Media and technology available to the visually impaired complement the use of the Braille code but fail to replace it as the primary tool of literacy. According to Rex, “basic to each type of literacy is the ability to communicate meaning through written language” (6). For people who are blind, Braille is the primary mode of expression in writing and reading: while the characters are different than the print alphabet, they provide the means to communicate through touch. Ike Presley, a project manager for the Federation of the Blind supports the continued use of and education for Braille: “Braille allows a person to have a reading and writing medium for both information access and for personal use... Technology is not replacing Braille. It increases the availability to Braille, making it easier to produce and less expensive” (Weiss 2). While declines in Braille literacy in the past two decades have been attributed to competing technologies, emerging technology may actually improve people’s ability to manipulate language and meaning with Braille.
Fluency in the Braille code is the cornerstone, but not the singular component, of literacy for blind people. Facility with language is required in most of the daily tasks and transmissions of thought any human engages in. Just as sighted people need to be print literate in order to function to their fullest capacity in contemporary society, so too do blind people need a system for using language to its full potential.

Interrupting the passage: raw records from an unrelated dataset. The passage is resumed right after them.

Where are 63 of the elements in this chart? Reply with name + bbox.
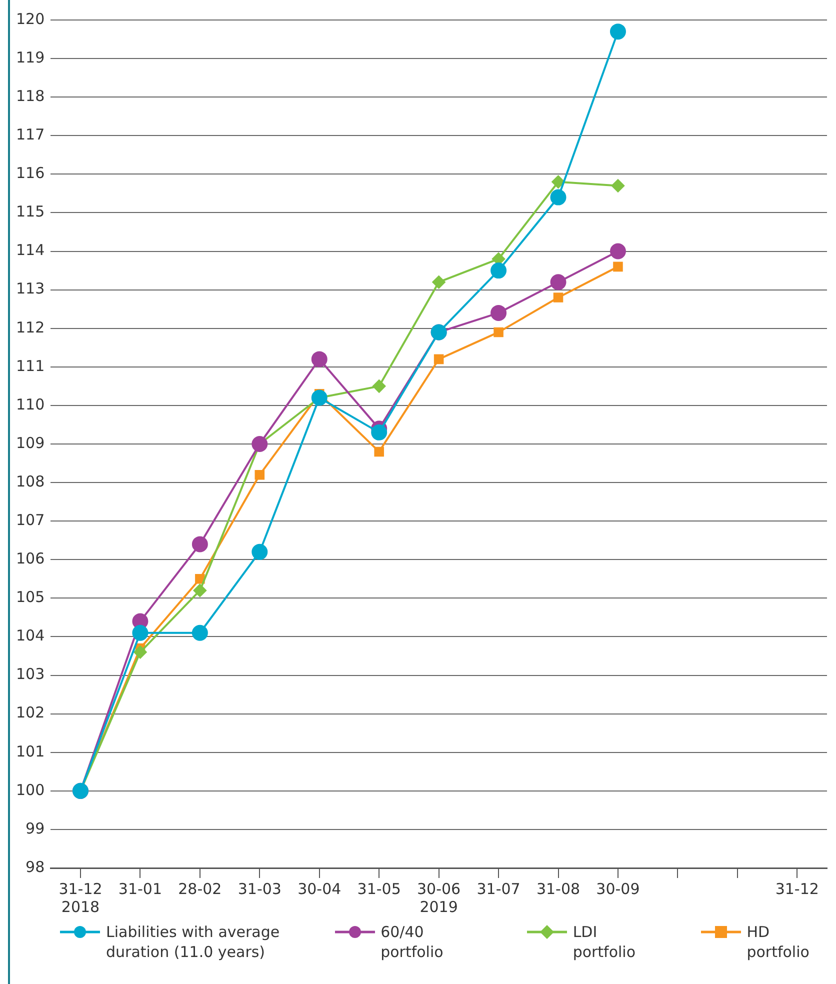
- y-tick-label: 111: [16, 356, 45, 375]
- point: [254, 470, 265, 480]
- x-tick-label: 30-04: [298, 880, 342, 898]
- point: [490, 304, 507, 321]
- y-tick-label: 102: [16, 704, 45, 722]
- y-tick-label: 114: [16, 241, 45, 260]
- legend-label: Liabilities with average duration (11.0 years): [106, 922, 281, 962]
- x-tick-label: 30-06 2019: [417, 880, 461, 916]
- point: [490, 262, 507, 279]
- point: [374, 446, 384, 457]
- point: [610, 24, 626, 40]
- y-tick-label: 110: [16, 395, 45, 414]
- legend-label: HD portfolio: [746, 922, 810, 962]
- point: [494, 327, 504, 338]
- y-tick-label: 117: [16, 126, 45, 144]
- x-tick-label: 31-07: [476, 880, 520, 898]
- point: [192, 536, 208, 552]
- y-tick-label: 115: [16, 202, 45, 221]
- y-tick-label: 99: [26, 819, 45, 838]
- point: [371, 424, 388, 440]
- point: [193, 584, 206, 597]
- x-tick-label: 30-09: [596, 880, 640, 898]
- x-tick-label: 31-08: [536, 880, 580, 898]
- y-tick-label: 106: [16, 550, 45, 568]
- y-tick-label: 107: [16, 510, 45, 529]
- y-tick-label: 116: [16, 164, 45, 182]
- point: [195, 574, 205, 584]
- point: [134, 646, 147, 659]
- y-tick-label: 100: [16, 780, 45, 799]
- point: [311, 351, 328, 368]
- y-tick-label: 105: [16, 588, 45, 606]
- y-tick-label: 104: [16, 626, 45, 645]
- point: [553, 292, 564, 302]
- x-tick-label: 31-12 2018: [58, 880, 102, 916]
- y-tick-label: 120: [16, 10, 45, 28]
- point: [552, 175, 565, 188]
- y-tick-label: 113: [16, 280, 45, 298]
- point: [610, 243, 626, 260]
- y-tick-label: 112: [16, 318, 45, 336]
- y-tick-label: 108: [16, 472, 45, 490]
- y-tick-label: 98: [26, 858, 45, 876]
- y-tick-label: 109: [16, 434, 45, 452]
- point: [434, 354, 444, 364]
- y-tick-label: 103: [16, 665, 45, 684]
- point: [550, 274, 566, 290]
- y-tick-label: 118: [16, 86, 45, 105]
- y-tick-label: 119: [16, 48, 45, 66]
- x-tick-label: 31-05: [357, 880, 401, 898]
- y-tick-label: 101: [16, 742, 45, 760]
- point: [550, 189, 566, 206]
- legend-label: 60/40 portfolio: [380, 922, 444, 962]
- point: [372, 380, 386, 393]
- point: [611, 179, 624, 192]
- x-tick-label: 31-03: [238, 880, 282, 898]
- legend-label: LDI portfolio: [572, 922, 637, 962]
- x-tick-label: 31-12: [775, 880, 819, 898]
- x-tick-label: 28-02: [178, 880, 222, 898]
- point: [192, 624, 208, 641]
- point: [252, 544, 268, 560]
- point: [432, 276, 446, 289]
- x-tick-label: 31-01: [118, 880, 162, 898]
- point: [613, 262, 623, 272]
- point: [132, 624, 148, 641]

The Braille code is an intrinsic component of literacy for the visually impaired. If “ a person’s level of literacy has a direct impact on both physical and psychological well being… it affects emotional well being by enabling independence and confidence,” (Blake 1) then fluency in the Braille code is of utmost importance to the success and personal satisfaction of blind people. The significance of the Braille code cannot be underestimated for its effect on the literacy of the blind.

Works Cited

About Braille NLS Factsheet. National Library Services. 5 November 2009. Web. 2 April 2010.
Blake, Sarah J. The Importance of Braille Literacy. Blindness Growing Strong. Web. 2 April 2010.
Rex, Evelyn L., Alan J Koening, Diane P. Wormsley and Robert L. Baker. Foundations of Braille Literacy. American Foundation of the Blind, New York: 1994. Print.
Ryles, Ruby. “The Impact of Braille Reading Skills on Employment, Income, Education and Reading Habits. Journal of Visual Impairment and Blindness. 90:3 (1996.) Web. 23 March 2010.
Samuels, Christina A. “Braille Makes a Comeback.” Education Week. 27.43 (2008): 27-29: Academic Search Complete. EBSCO. Web. 3 April 2010.
Spungin, S.J. “Braille and Beyond: Braille Literacy in a Larger Context.” Journal of Visual Impairment and Blindness. 90:3 (1996). Web. 23 March 2010.
Weiss, Ray. “High Tech Advantages Can’t Entirely Replace Braille.” Daytona Beach News Journal. 27 January 2010. Web. 2 April 2010.